第447話 大阪府茨木市新庄町のカレー南蛮200g全マシ

「いかねばなるまい」


 茨木のTRPGが出来る素敵な場所で魔法使いになって災厄を防ぐシステムのGMをした帰り。


 心地良い疲れに腹の虫も元気になっている。つまり、腹が減っている。


 奇しくも昨日から限定が始まったという店が近くにある。


 セッションを終えて東西通りを阪急の駅の方面へと歩いていた。


「冷えるな」


 冬の装いにしていたつもりだがそれでも身を切るような寒さ。だが、大丈夫。暖かい夕食を食いにいくのだから。


「結構並んでるな」


 店に着くと、前には十人弱の列が出来ていた。限定がなければ諦めてしまうところだが、そうはいかない。


 店内で限定の食券を確保して、外に並ぶ。


 ここまで歩いて程よく身体がというか吸湿発熱素材の服が温まっている。まぁ、大丈夫だろう。


 列に並び、『ゴシックは魔法乙女~さっさと契約しなさい!~』を起動する。今日は五悪魔のクリスマスイベント最終日。リリーで50位以内に入るべく、出撃を繰り返さねばならぬのだ。


 二回ほど出撃したところで、店内が空いて案内が始まった。だが、まだまだ先だろう、と思っていたのだが。


「ん?」


 どうやら、前に並んでいるのがグループ客ばかりだったようで、揃って入るために後に回され。


「お一人様ですか? どうぞ」


 と、早々に店内に案内された。ありがたい。


 温かい店内の待ち合い席に入って人心地着きつつ、出撃を重ね。


 カウンター席に案内されて食券を出し、水とおしぼりとお箸とレンゲを確保して出撃を重ね。


 あっという間に麺上げの気配。


 ゴ魔乙を終了して待つことしばし。


「ニンニク入れますか?」


「ニンニクあり。全マシで」


 とサクッとコールを済ませれば、注文の品がやってくる。


 こんもり盛られた野菜とよりそうゴツい豚とニンニクと一味。基本の見た目は基本通りだが、スープは茶色。


「これがカレー南蛮」


 そう、限定はカレー南蛮である。


「いただきます」


 まずはスープをいただく。


「おお、豚カレー」


 こってりした豚の出汁に安心感のあるカレー風味。
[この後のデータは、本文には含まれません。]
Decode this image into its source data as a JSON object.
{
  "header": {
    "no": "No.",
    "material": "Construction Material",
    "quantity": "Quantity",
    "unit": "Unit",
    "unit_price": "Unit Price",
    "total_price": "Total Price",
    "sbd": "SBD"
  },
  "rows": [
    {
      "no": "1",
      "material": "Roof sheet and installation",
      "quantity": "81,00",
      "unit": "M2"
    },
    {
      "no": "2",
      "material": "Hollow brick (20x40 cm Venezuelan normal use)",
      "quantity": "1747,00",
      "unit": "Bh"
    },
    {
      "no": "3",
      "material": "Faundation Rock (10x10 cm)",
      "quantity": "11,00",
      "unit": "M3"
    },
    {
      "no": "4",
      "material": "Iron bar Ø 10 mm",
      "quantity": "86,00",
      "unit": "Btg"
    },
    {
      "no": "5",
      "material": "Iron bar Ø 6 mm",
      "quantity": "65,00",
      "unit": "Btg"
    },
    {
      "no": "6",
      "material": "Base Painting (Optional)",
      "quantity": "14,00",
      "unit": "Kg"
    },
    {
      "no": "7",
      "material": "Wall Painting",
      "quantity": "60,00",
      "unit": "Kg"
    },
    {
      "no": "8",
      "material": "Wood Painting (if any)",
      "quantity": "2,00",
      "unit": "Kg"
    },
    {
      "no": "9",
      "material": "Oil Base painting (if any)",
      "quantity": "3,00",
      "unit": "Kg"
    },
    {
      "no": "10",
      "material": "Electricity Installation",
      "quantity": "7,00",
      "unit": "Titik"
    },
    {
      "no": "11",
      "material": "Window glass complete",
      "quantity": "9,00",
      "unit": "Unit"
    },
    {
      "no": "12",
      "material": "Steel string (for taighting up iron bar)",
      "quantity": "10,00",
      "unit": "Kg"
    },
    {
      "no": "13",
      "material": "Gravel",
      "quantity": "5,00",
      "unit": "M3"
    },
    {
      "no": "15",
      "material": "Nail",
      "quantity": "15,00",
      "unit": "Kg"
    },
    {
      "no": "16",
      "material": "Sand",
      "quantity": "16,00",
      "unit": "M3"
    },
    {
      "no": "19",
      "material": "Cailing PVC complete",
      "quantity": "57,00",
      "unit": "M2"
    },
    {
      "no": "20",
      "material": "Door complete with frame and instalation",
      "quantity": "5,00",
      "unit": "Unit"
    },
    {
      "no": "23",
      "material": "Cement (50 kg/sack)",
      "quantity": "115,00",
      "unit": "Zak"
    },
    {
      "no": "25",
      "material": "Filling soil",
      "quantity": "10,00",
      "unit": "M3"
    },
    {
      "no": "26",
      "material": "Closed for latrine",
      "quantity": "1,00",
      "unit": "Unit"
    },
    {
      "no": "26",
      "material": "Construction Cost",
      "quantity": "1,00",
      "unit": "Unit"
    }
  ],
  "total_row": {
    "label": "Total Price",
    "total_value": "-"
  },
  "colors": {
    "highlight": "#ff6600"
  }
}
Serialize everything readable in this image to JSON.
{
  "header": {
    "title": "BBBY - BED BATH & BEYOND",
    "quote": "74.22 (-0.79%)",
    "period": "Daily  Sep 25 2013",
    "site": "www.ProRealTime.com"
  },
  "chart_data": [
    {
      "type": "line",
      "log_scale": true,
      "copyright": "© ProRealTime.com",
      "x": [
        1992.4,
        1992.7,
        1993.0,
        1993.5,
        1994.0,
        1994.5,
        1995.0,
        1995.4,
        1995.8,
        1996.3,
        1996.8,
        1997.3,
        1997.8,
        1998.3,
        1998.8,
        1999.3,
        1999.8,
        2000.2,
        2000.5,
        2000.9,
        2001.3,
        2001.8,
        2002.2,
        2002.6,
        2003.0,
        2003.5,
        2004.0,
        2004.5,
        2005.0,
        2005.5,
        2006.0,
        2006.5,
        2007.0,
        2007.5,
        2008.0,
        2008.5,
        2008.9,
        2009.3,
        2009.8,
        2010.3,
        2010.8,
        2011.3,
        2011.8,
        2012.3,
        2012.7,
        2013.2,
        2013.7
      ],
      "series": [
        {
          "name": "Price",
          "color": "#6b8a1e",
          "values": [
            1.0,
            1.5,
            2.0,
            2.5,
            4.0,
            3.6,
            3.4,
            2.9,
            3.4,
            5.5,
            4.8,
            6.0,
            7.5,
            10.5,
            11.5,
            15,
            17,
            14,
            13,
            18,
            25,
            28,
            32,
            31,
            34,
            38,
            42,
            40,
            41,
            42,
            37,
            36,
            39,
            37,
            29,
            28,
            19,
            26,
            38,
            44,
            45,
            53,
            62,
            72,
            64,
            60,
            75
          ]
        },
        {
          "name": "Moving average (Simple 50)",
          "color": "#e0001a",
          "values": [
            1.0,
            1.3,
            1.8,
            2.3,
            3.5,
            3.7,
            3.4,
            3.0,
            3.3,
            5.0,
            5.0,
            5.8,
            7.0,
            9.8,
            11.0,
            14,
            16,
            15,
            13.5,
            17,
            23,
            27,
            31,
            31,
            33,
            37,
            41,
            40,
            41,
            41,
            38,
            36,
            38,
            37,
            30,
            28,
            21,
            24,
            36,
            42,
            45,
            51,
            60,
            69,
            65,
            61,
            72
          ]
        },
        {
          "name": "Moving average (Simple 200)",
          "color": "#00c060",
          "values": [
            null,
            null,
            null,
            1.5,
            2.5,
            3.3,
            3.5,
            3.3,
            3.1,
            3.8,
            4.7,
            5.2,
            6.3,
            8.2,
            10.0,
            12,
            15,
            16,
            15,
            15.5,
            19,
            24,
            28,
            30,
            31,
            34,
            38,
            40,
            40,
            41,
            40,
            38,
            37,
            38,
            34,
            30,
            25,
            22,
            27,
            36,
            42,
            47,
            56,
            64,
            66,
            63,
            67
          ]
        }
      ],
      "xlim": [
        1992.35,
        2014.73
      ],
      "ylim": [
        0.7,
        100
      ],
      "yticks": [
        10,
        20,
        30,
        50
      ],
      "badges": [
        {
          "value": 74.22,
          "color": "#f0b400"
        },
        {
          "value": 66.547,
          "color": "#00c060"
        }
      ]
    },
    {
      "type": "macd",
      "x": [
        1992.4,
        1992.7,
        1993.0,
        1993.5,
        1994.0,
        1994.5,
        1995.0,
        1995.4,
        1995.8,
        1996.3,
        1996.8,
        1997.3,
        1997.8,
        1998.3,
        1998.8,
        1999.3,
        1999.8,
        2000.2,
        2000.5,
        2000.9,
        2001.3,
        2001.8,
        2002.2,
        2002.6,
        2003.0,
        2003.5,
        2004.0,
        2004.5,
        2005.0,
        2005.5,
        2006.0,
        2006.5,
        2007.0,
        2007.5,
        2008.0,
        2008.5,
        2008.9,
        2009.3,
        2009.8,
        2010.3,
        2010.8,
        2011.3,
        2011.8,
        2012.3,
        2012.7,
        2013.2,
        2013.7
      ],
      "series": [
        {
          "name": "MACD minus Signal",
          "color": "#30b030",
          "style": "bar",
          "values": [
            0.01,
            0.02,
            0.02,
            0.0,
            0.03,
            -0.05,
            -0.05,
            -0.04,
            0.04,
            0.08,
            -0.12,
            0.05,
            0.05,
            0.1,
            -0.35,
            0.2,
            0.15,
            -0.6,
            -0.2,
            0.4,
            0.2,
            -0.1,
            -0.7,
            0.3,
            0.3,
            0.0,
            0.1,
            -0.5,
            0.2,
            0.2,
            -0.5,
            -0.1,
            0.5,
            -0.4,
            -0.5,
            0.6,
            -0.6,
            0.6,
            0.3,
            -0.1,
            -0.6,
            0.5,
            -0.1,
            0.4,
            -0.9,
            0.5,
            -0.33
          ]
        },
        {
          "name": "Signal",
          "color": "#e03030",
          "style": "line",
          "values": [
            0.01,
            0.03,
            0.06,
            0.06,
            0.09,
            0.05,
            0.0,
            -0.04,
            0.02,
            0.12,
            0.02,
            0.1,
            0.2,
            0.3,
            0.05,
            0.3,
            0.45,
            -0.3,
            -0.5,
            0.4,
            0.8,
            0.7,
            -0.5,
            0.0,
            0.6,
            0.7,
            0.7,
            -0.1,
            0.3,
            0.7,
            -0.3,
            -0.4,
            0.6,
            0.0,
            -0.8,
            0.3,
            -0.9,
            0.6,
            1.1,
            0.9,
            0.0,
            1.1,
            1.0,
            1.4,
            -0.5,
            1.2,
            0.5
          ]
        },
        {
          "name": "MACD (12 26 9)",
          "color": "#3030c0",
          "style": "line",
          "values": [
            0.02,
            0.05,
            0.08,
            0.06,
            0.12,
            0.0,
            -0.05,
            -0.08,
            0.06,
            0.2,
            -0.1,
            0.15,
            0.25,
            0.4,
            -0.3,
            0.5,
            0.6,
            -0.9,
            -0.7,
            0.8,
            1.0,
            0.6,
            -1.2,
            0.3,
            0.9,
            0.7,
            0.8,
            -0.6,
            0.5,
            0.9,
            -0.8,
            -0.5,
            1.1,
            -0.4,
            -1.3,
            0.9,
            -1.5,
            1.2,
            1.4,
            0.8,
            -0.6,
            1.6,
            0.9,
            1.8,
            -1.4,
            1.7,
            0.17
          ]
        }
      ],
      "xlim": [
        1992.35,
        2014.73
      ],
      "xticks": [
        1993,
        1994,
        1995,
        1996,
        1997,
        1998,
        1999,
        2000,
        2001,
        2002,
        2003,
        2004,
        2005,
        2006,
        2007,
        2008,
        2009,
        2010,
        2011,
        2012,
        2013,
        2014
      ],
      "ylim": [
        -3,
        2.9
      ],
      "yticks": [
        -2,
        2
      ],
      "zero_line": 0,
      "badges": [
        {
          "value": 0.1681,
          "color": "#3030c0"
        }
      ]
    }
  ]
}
カレーが粉のまま掛かっているのもあってちょっとスパイシー。一口で旨い。カレー味は偉大である。この味なら野菜が無限に食えそうなのでマシマシでも良かった気がしてくるレベルだ。いや、そこは自制すべき、か。


 細かいことは考えず、全体をまぜ合わせるべく天地を返せば。


「ネギ……ああ、鴨南蛮ならぬ、豚南蛮、ということか」


 野菜の中にネギが紛れているのだ。鴨葱なら豚葱。喰らってみれば、普段あまりこの系統で味わわない新鮮な味わい。方向性としてはカレーうどん的な出汁ガッツリカレーに、葱が抜群に合うな。


 食べる手が止まらない。太麺に絡みつくカレー味。野菜はモリモリ食えるし、ゴツい豚は脂身の旨みが絶品。更に、マシた別皿アブラを加えれば更に旨みアップ。


 カレーの風味はすべてを調和させる。この濃さをものともせず、食欲を爆増させてくれる。


 列を見て諦めず並んでよかった。


 旨い麺の寿命は短い。


 気がつけば、もう、スープが残るばかり。

 

 汝完飲するべからず。


 特に、このまま勢いで命のスープを飲み干しては己の罪を告白してしまいそうだ。最近嵌まっている作品で気に入っているキャラが裸眼であるだなんて、重大な罪を。


 かくして、食事は終わり。


 水を一杯飲んで区切りをつけ。


「ごちそうさん」


 食器を付け台に、おしぼりを入り口の籠に放り込んで店を後にする。


「さて、帰ろう」


 腹ごなしに歩くべく、阪急に背を向け、JRへと。